Sulmona. “Mi aspetto una presa di coscienza sulla gravità della mancanza di attenzione. Non è che se smettiamo di parlare di mafie i capitali criminali smettono di inquinare l’economia legale”. Lo ha detto Roberto Saviano oggi a Sulmona per l’anteprima nazionale del suo nuovo recital ‘Appartenere – la vita intima del potere criminale’ – prodotto e distribuito da Savà Produzioni Creative e tratto dal libro ‘Noi due ci apparteniamo’ (Fuoriscena), firmato dallo stesso autore.
Saviano disegna un quadro preciso della criminalità organizzata alle prese con la questione più spinosa e delicata che le si possa presentare: quella del sentimento. “Sesso e amore nelle mafie – ha spiegato in un’intervista al magazine The Walk of Fame – hanno una declinazione che non è secondaria nelle dinamiche criminali”. Un recital, in scena stasera alle 21 al Teatro Caniglia, che mira a stimolare una presa di coscienza. “Il silenzio sulle mafie che stiamo vivendo in questi ultimi anni, è il più grande favore che politica e informazione possano fare alle organizzazioni criminali – spiega -. Soprattutto in tempo di crisi economica, come quello che stiamo vivendo. C’è una tale assuefazione che nemmeno più il sangue versato genera scandalo: a Napoli, nel quartiere dello stadio ‘Maradona’, Fuorigrotta, qualche giorno fa una donna è stata ferita in uno scontro a fuoco in un parchetto tra scivoli e altalene, in pieno giorno.

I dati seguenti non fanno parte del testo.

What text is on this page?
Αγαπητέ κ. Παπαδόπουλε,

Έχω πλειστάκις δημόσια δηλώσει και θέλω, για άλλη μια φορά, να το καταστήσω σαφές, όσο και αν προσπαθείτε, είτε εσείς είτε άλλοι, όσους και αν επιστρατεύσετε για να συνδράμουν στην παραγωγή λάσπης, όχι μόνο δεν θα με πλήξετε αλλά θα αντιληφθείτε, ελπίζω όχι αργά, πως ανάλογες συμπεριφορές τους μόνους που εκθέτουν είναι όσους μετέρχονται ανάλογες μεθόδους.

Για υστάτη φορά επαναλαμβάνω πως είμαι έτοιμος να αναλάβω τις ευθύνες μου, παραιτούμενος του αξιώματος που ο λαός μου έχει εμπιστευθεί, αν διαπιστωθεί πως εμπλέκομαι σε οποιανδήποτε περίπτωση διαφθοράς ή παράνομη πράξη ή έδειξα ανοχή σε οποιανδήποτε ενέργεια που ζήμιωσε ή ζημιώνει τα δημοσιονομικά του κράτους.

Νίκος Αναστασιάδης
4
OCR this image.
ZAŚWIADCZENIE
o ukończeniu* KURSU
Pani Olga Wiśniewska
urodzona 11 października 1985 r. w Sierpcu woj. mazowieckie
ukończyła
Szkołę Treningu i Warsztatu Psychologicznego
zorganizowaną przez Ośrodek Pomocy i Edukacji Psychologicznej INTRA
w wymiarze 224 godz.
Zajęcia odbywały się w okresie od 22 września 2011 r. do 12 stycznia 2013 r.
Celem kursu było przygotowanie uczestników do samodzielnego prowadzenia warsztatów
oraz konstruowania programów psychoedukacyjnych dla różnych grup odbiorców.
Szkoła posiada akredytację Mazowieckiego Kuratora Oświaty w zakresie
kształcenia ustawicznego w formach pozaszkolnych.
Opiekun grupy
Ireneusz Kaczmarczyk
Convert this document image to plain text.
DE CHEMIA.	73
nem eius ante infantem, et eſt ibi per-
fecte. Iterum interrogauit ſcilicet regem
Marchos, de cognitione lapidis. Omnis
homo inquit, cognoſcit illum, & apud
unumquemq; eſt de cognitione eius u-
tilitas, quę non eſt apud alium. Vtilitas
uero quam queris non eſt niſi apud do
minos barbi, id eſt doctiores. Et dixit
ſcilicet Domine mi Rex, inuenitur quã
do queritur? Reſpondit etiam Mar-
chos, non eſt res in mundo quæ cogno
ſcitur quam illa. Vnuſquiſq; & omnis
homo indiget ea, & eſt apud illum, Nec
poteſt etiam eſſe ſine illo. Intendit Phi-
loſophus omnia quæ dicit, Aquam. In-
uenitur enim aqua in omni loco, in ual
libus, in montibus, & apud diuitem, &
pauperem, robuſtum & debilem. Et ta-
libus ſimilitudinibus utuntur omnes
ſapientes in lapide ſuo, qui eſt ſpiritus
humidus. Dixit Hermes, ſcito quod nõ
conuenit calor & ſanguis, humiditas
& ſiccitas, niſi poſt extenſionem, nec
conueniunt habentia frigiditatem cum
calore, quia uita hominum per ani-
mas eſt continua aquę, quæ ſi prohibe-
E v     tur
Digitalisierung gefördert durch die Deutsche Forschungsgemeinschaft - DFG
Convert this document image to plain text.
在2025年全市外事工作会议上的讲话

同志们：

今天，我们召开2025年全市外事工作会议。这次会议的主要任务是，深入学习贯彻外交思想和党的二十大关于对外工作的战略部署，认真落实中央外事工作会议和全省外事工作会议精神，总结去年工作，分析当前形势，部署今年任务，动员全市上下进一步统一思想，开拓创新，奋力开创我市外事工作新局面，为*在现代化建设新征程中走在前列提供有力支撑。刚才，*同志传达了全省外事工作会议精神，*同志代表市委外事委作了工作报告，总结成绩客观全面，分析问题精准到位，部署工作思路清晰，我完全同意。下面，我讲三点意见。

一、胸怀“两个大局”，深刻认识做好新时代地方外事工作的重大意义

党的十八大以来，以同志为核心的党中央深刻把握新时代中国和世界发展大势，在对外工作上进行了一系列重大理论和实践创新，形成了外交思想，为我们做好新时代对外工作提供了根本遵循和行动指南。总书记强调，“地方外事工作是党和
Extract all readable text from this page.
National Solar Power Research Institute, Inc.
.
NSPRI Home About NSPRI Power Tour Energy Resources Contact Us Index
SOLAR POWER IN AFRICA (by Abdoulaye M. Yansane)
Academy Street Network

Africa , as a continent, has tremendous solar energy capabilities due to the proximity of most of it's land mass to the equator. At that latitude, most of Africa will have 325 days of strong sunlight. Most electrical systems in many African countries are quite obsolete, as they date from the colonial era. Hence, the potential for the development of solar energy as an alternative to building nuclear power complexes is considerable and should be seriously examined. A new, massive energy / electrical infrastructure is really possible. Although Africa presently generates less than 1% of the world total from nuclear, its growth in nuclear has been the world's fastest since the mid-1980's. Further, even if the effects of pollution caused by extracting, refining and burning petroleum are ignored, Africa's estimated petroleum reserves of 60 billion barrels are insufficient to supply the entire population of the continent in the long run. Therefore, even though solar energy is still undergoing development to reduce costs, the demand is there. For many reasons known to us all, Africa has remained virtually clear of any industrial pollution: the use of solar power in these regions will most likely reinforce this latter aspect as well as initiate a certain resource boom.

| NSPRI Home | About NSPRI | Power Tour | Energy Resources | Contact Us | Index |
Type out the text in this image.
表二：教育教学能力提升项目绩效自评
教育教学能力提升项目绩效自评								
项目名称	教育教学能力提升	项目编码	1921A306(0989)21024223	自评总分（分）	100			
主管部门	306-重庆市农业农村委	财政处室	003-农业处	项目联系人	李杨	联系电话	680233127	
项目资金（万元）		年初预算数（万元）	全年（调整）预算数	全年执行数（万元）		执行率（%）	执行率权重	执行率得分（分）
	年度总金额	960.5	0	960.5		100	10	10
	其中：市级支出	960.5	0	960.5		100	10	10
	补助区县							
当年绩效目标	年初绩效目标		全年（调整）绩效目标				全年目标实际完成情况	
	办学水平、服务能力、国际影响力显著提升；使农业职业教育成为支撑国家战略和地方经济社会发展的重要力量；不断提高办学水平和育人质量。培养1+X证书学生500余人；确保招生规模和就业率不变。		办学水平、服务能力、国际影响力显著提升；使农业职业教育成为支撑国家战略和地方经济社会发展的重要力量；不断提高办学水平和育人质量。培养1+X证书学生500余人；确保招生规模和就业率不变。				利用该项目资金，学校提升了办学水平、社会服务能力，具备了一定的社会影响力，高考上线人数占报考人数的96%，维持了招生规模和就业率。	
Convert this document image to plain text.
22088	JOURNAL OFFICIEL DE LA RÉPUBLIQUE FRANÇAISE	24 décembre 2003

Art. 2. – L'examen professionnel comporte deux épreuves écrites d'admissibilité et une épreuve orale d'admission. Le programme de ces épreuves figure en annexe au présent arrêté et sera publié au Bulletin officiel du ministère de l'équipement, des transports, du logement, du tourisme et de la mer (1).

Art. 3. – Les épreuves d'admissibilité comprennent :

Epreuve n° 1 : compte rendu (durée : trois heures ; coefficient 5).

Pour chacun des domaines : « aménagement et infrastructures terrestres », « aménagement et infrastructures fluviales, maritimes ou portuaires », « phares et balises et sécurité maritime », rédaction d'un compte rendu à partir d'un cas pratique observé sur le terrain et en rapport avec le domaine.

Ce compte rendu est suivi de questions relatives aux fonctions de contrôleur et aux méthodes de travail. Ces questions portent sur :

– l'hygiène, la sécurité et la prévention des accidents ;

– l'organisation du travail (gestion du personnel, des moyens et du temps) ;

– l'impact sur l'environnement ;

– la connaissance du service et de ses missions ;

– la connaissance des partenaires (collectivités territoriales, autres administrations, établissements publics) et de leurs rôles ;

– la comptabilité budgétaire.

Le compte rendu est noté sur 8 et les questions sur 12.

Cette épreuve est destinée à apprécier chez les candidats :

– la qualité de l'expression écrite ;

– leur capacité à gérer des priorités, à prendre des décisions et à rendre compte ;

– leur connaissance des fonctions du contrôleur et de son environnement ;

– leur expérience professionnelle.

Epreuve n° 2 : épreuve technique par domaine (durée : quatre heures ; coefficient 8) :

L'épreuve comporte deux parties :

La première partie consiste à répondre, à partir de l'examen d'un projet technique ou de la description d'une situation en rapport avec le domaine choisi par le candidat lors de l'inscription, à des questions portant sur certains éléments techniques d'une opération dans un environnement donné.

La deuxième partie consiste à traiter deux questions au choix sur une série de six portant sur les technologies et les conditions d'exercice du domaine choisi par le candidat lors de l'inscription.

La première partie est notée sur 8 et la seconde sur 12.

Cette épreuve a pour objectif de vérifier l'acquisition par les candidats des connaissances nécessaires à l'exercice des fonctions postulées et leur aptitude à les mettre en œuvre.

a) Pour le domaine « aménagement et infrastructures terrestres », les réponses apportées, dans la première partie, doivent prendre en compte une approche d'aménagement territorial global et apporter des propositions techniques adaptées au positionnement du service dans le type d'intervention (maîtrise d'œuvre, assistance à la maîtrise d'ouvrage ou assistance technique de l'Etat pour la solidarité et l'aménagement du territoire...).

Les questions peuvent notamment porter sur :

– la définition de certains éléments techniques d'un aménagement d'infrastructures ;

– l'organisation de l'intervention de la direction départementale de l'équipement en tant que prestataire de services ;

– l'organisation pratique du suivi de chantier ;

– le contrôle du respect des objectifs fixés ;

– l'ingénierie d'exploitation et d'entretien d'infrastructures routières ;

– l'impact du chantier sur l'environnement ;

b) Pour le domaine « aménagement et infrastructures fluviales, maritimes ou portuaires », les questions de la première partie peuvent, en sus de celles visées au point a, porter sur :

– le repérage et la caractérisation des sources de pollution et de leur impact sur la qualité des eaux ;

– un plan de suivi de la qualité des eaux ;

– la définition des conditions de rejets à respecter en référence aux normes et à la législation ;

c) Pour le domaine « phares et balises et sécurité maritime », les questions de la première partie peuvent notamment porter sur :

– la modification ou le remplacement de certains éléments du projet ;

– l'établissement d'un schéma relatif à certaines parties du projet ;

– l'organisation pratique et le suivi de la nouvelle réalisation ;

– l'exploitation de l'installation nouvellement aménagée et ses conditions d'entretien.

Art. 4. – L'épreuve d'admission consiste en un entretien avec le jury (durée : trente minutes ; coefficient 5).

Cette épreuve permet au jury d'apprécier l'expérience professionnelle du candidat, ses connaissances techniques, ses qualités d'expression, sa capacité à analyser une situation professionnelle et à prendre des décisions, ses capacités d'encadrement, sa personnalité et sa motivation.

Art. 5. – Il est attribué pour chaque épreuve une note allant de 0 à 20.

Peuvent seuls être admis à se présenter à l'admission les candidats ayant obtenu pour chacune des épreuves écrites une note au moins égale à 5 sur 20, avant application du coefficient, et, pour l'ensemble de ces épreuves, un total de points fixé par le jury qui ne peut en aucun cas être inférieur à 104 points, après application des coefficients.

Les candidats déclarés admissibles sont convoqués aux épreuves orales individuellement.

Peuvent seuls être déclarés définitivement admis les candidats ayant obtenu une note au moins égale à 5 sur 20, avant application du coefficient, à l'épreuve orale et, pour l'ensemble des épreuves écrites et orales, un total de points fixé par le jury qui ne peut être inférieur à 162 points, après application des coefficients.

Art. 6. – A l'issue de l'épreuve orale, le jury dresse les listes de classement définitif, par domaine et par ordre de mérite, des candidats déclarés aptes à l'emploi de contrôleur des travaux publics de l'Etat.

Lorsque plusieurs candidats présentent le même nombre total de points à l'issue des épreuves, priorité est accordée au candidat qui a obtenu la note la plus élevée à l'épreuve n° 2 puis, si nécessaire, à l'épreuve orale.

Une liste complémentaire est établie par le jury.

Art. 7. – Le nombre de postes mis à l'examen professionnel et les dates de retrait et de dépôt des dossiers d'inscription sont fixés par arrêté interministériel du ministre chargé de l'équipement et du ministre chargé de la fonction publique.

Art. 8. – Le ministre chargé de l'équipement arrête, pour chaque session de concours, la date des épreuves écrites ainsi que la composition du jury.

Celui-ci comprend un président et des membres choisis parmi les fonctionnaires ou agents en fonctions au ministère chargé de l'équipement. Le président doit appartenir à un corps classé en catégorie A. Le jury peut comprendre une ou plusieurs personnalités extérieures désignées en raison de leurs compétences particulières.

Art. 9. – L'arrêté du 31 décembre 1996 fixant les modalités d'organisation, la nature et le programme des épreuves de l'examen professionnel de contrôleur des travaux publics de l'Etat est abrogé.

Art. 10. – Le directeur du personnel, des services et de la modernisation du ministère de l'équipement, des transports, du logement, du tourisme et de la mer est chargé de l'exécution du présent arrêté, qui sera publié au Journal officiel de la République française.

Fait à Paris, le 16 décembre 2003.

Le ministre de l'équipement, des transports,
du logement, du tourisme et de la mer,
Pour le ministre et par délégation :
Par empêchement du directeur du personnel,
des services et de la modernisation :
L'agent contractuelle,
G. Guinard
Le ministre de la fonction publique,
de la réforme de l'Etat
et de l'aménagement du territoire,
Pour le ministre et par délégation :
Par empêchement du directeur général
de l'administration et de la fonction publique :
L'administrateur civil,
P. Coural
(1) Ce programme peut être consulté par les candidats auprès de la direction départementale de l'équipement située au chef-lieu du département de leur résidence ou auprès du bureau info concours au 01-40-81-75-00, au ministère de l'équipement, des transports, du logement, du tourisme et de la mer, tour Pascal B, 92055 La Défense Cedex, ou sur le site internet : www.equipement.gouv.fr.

Una guerra tra clan per il controllo delle piazze di spaccio. La notizia è stata trattata come fatto del tutto marginale. E mentre i partiti si combattono con le armi del giustizialismo, le mafie ringraziano”. In questi giorni, Saviano è intervenuto anche sulla determinazione a collaborare con la giustizia di uno degli esponenti più illustri del clan Casalesi, Francesco Schiavone detto Sandokan, recluso nel carcere di L’Aquila. “Dopo 26 anni di 41bis – ha detto – è difficile credere che una collaborazione possa davvero essere cruciale, perché è difficile credere che sia avvenuta per necessità diverse dal freddo calcolo. Intendiamoci, dietro ogni collaborazione c’è calcolo, ma a caldo è diverso, dopo poche settimane dall’arresto è un conto; dopo 26 anni la sensazione è che Sandokan si voglia fare la vecchiaia fuori da una cella”.